FLSA Audit Tips
Posted on 29-Nov-07 by The Timekeeper
For some reason there’s a lot of talk lately about wage and hour audits. Not that this is a bad thing — if more businesses conducted regular FLSA audits (and acted upon the results), there would be a lot fewer lawsuits. So listen up!
The latest I’ve come across is this article in the HR Daily Advisor newsletter offering some useful tips related to FLSA audits.
Wage and hour lawsuits are on the rise. According to the article, there are several reasons why:
- Lots of gray areas in the law — plenty of places for employers to get tripped up if they’re not careful.
- The DOL is aggressively pursuing cases.
- Attorneys are migrating to the wage and hour field from other areas of the law, and some are actively trolling for clients.
Why are attorneys flocking to wage and hour law? For the same reason robbers hold up banks: it’s where the money is. Not to mention that wage and hour suits are relatively easy to prosecute — which makes for a very attractive combination.
I’ve said it here before, and others have said it elsewhere, but given the number of cases I see in the news every day, it apparently bears repeating: a smart employer will conduct regular FLSA audits.
You don’t have to take just my word for it. How about some good advice from Victoria Donati and Jason Kim, attorneys with Chicago law firm Meal, Gerber & Eisenberg LLP? Here are just a few of the benefits they’ve identified of conducting an FLSA audit:
- Allows you to identify and correct problems before they get to the lawsuit stage.
- Demonstrates your good faith. If the DOL finds you weren’t operating in “good faith” your penalties can be doubled.
- Makes sure you’re prepared for any potential DOL investigations.
The ideal is to audit once a year. For small businesses, of course, that might not be feasible, or even possible. At the very least, they recommend you consider a partial audit whenever:
- you get a complaint about your pay practices.
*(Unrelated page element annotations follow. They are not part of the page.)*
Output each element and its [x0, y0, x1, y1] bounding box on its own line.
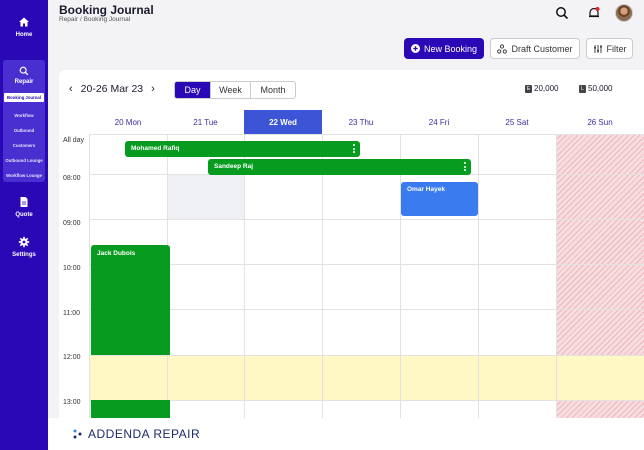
time-label: 13:00 — [63, 399, 81, 406]
grid-line — [89, 309, 644, 310]
event-name: Omar Hayek — [407, 186, 445, 193]
avatar[interactable] — [615, 4, 633, 22]
nav-quote-label: Quote — [15, 212, 33, 218]
event-name: Sandeep Raj — [214, 163, 254, 170]
view-switcher: Day Week Month — [174, 81, 296, 99]
sidebar-item-workflow-lounge[interactable]: Workflow Lounge — [6, 173, 42, 178]
event-name: Jack Dubois — [97, 250, 136, 257]
sidebar-item-customers[interactable]: Customers — [12, 143, 36, 148]
grid-line — [478, 135, 479, 418]
time-label: 09:00 — [63, 220, 81, 227]
notification-bell-icon[interactable] — [587, 6, 601, 20]
day-header[interactable]: 25 Sat — [478, 110, 556, 135]
total-value: 50,000 — [588, 84, 613, 93]
time-label: All day — [63, 137, 85, 144]
grid-line — [556, 135, 557, 418]
addenda-logo-icon — [73, 429, 82, 439]
search-icon[interactable] — [555, 6, 569, 20]
gear-icon — [18, 236, 30, 248]
day-header[interactable]: 23 Thu — [322, 110, 400, 135]
more-vert-icon[interactable] — [353, 144, 355, 155]
total-value: 20,000 — [534, 84, 559, 93]
more-vert-icon[interactable] — [464, 162, 466, 173]
nav-quote[interactable]: Quote — [0, 196, 48, 218]
total-badge: L 50,000 — [579, 84, 612, 93]
view-month-button[interactable]: Month — [260, 85, 286, 95]
time-label: 10:00 — [63, 265, 81, 272]
filter-button[interactable]: Filter — [586, 38, 633, 59]
logo-text: ADDENDA REPAIR — [88, 427, 201, 441]
booking-event[interactable]: Omar Hayek — [401, 182, 478, 216]
filter-label: Filter — [606, 43, 627, 54]
sidebar-item-booking-journal[interactable]: Booking Journal — [4, 93, 44, 102]
chevron-right-icon[interactable]: › — [151, 83, 155, 95]
new-booking-label: New Booking — [423, 43, 478, 54]
nav-home-label: Home — [15, 32, 33, 38]
plus-circle-icon — [410, 44, 420, 53]
brand-logo: ADDENDA REPAIR — [72, 427, 200, 441]
share-nodes-icon — [497, 43, 508, 54]
sidebar: Home Repair Booking Journal Workflow Out… — [0, 0, 48, 450]
sliders-icon — [593, 44, 602, 53]
nav-home[interactable]: Home — [0, 16, 48, 38]
grid-line — [322, 135, 323, 418]
lunch-break-band — [90, 355, 644, 400]
day-header[interactable]: 21 Tue — [167, 110, 244, 135]
repair-icon — [19, 66, 29, 76]
sidebar-item-outbound[interactable]: Outbound — [13, 128, 35, 133]
draft-customer-button[interactable]: Draft Customer — [490, 38, 580, 59]
currency-icon: L — [579, 84, 586, 93]
grid-line — [244, 135, 245, 418]
booking-event[interactable]: Sandeep Raj — [208, 159, 471, 175]
total-badge: E 20,000 — [525, 84, 558, 93]
calendar-card: ‹ 20-26 Mar 23 › Day Week Month E 20,000… — [59, 70, 644, 418]
chevron-left-icon[interactable]: ‹ — [69, 83, 73, 95]
nav-settings-label: Settings — [12, 252, 36, 258]
event-name: Mohamed Rafiq — [131, 145, 180, 152]
view-day-button[interactable]: Day — [175, 82, 211, 98]
date-range-label: 20-26 Mar 23 — [80, 83, 144, 95]
sidebar-item-workflow[interactable]: Workflow — [14, 113, 34, 118]
nav-repair-group: Repair Booking Journal Workflow Outbound… — [3, 60, 45, 182]
booking-event[interactable]: Mohamed Rafiq — [125, 141, 360, 157]
grid-line — [89, 135, 90, 418]
date-range-nav: ‹ 20-26 Mar 23 › — [69, 83, 155, 95]
time-label: 08:00 — [63, 175, 81, 182]
day-header[interactable]: 26 Sun — [556, 110, 644, 135]
booking-event[interactable]: Jack Dubois — [91, 245, 170, 355]
booking-event[interactable] — [91, 400, 170, 418]
time-label: 12:00 — [63, 354, 81, 361]
new-booking-button[interactable]: New Booking — [404, 38, 484, 59]
grid-line — [400, 135, 401, 418]
sidebar-item-outbound-lounge[interactable]: Outbound Lounge — [5, 158, 43, 163]
nav-repair-label: Repair — [14, 79, 34, 85]
time-label: 11:00 — [63, 310, 80, 317]
breadcrumb: Repair / Booking Journal — [59, 16, 131, 23]
day-header-today[interactable]: 22 Wed — [244, 110, 322, 135]
view-week-button[interactable]: Week — [211, 82, 251, 98]
home-icon — [19, 17, 29, 27]
footer — [48, 418, 644, 450]
nav-repair[interactable]: Repair — [3, 60, 45, 85]
week-grid: 20 Mon 21 Tue 22 Wed 23 Thu 24 Fri 25 Sa… — [59, 110, 644, 418]
nav-settings[interactable]: Settings — [0, 236, 48, 258]
day-header[interactable]: 24 Fri — [400, 110, 478, 135]
day-header[interactable]: 20 Mon — [89, 110, 167, 135]
grid-line — [89, 219, 644, 220]
grid-line — [89, 400, 644, 401]
currency-icon: E — [525, 84, 532, 93]
document-icon — [20, 197, 28, 207]
page-title: Booking Journal — [59, 3, 154, 17]
draft-customer-label: Draft Customer — [511, 43, 573, 54]
grid-line — [89, 355, 644, 356]
grid-line — [89, 264, 644, 265]
unavailable-slot — [167, 174, 244, 219]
- you’ve changed your organizational structure or made major changes to employees’ job classifications, duties, hours and/or pay.
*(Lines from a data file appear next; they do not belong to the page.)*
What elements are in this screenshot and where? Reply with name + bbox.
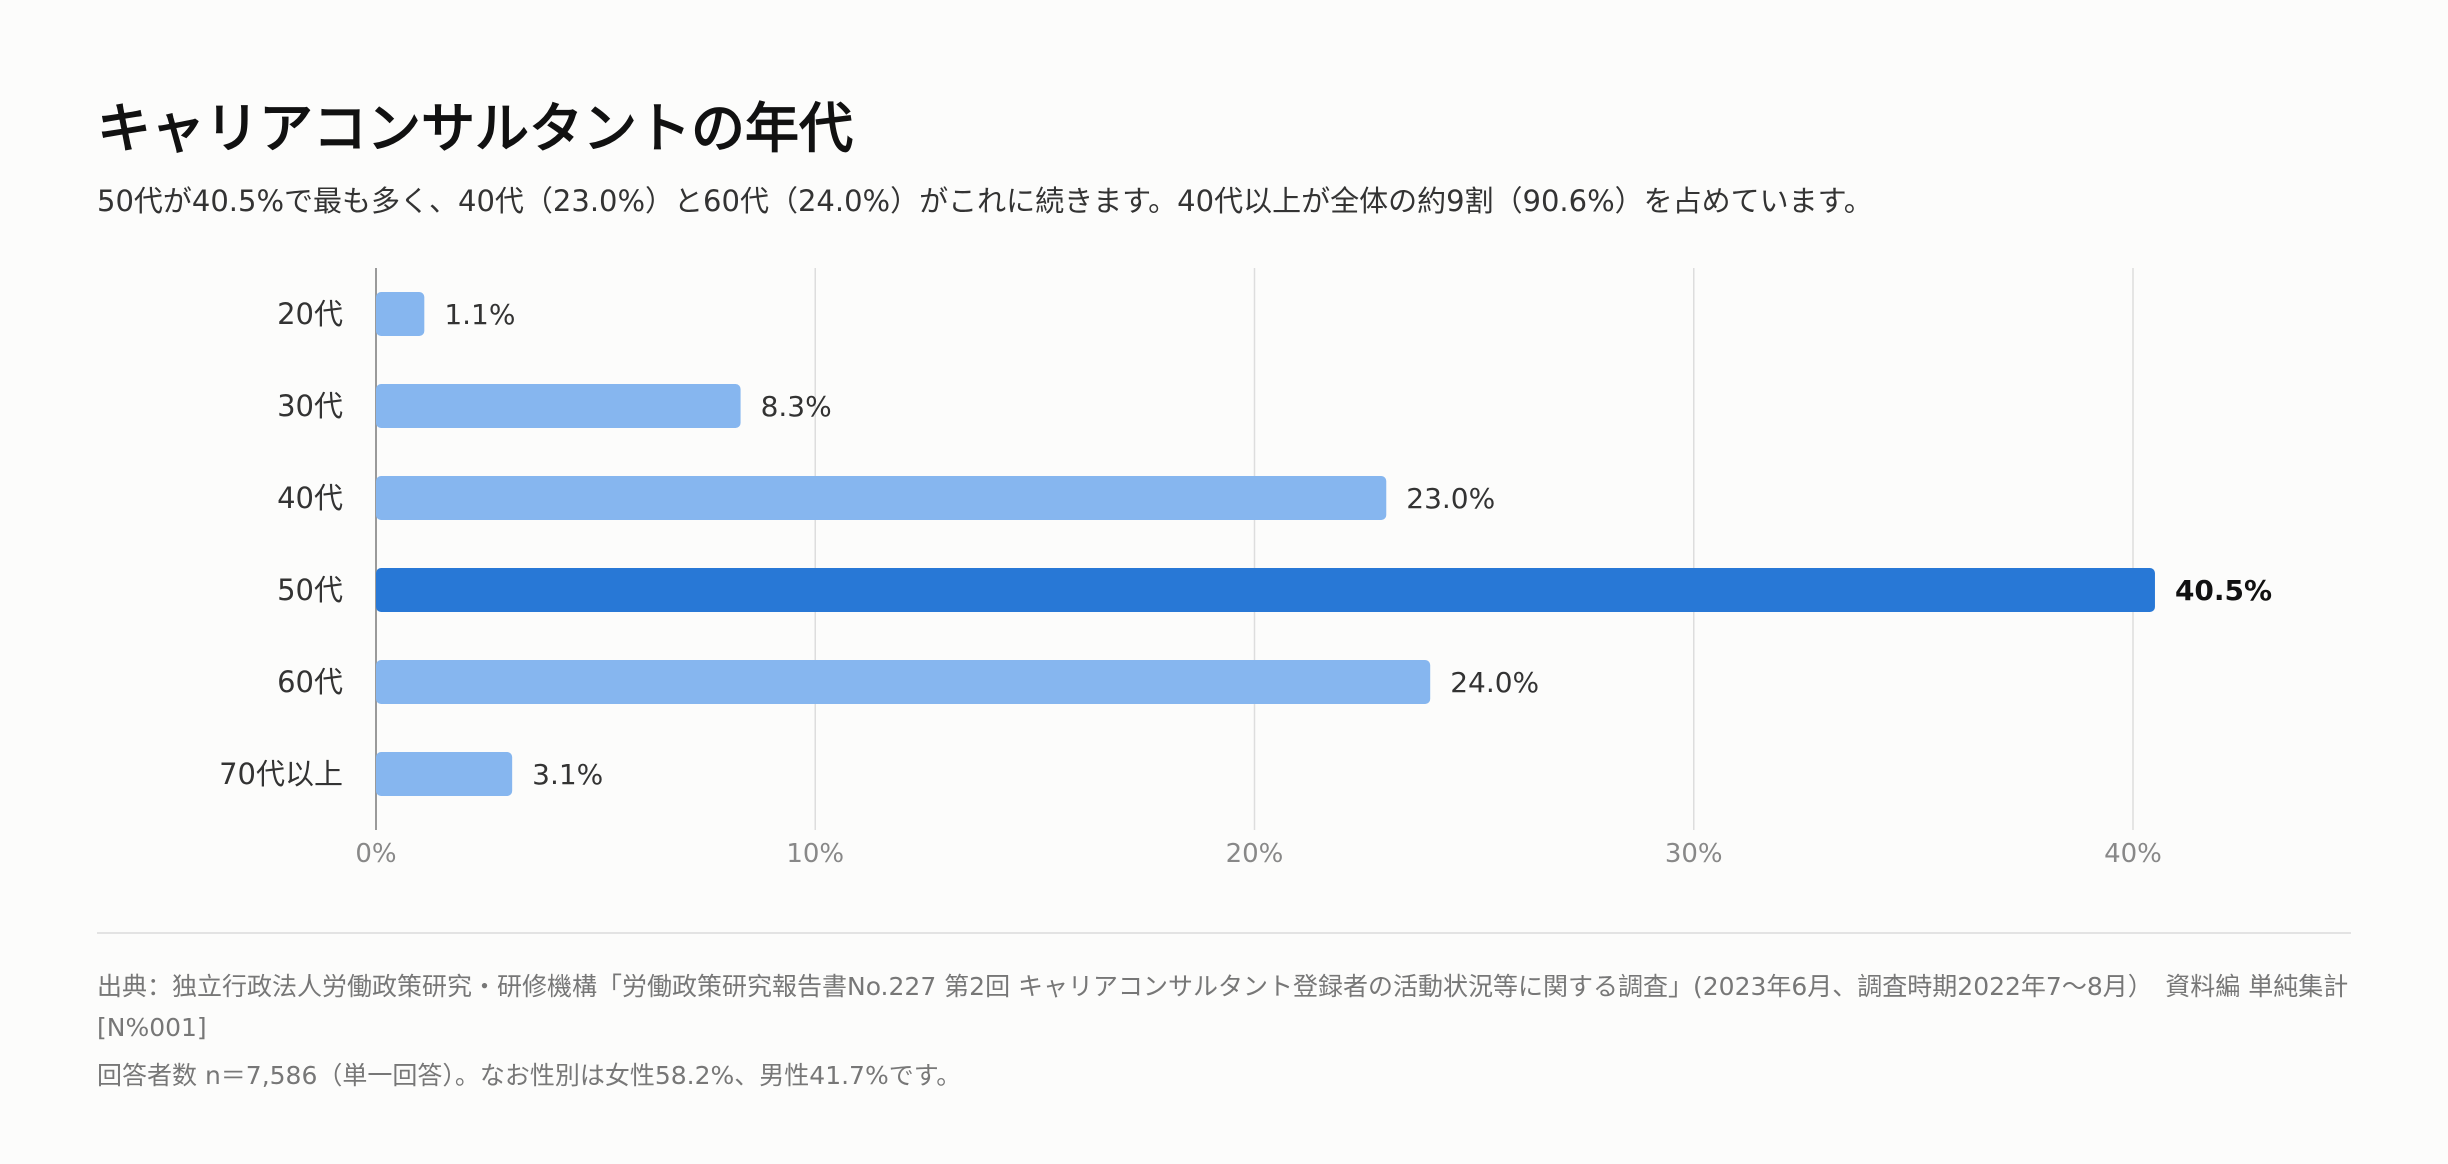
category-label: 50代: [277, 573, 343, 607]
value-label: 8.3%: [761, 390, 832, 423]
value-label: 1.1%: [444, 298, 515, 331]
x-tick-label: 0%: [355, 839, 396, 869]
value-label: 40.5%: [2175, 574, 2272, 607]
grid-lines: [375, 268, 2134, 830]
category-label: 40代: [277, 481, 343, 515]
x-tick-label: 20%: [1226, 839, 1284, 869]
x-tick-label: 10%: [786, 839, 844, 869]
category-label: 70代以上: [219, 757, 343, 791]
bar-highlight: [376, 568, 2155, 612]
footer-divider: [97, 932, 2351, 934]
category-label: 60代: [277, 665, 343, 699]
respondent-note: 回答者数 n＝7,586（単一回答）。なお性別は女性58.2%、男性41.7%で…: [97, 1061, 962, 1090]
chart-subtitle: 50代が40.5%で最も多く、40代（23.0%）と60代（24.0%）がこれに…: [97, 184, 1873, 218]
bar-chart: 0% 10% 20% 30% 40% 20代 1.1% 30代 8.3% 40代 23.0% 50代 4…: [219, 268, 2272, 869]
value-label: 3.1%: [532, 758, 603, 791]
category-label: 20代: [277, 297, 343, 331]
chart-title: キャリアコンサルタントの年代: [97, 97, 853, 160]
value-label: 24.0%: [1450, 666, 1539, 699]
bar: [376, 292, 425, 336]
bars: [376, 292, 2155, 796]
source-citation: 出典：独立行政法人労働政策研究・研修機構「労働政策研究報告書No.227 第2回…: [97, 972, 2349, 1042]
bar: [376, 476, 1387, 520]
x-tick-label: 40%: [2104, 839, 2162, 869]
x-tick-label: 30%: [1665, 839, 1723, 869]
bar: [376, 660, 1431, 704]
labels: 0% 10% 20% 30% 40% 20代 1.1% 30代 8.3% 40代 23.0% 50代 4…: [219, 297, 2272, 869]
category-label: 30代: [277, 389, 343, 423]
value-label: 23.0%: [1406, 482, 1495, 515]
bar: [376, 752, 513, 796]
bar: [376, 384, 741, 428]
- the law or DOL regulations change.
- there’s an FLSA settlement or lawsuit related to your industry or business practices.
- you’re facing a union organizing campaign.
The only thing is, be sure if your audit uncovers any problems, fix them, fer cryin’ out loud! Otherwise, you’re just asking for trouble. See, if the DOL becomes aware you knew about issues but did’t correct them, your violation becomes “willful,” which makes it a lot more expensive.
And the point of conducting an audit is to help prevent problems, not cause bigger ones!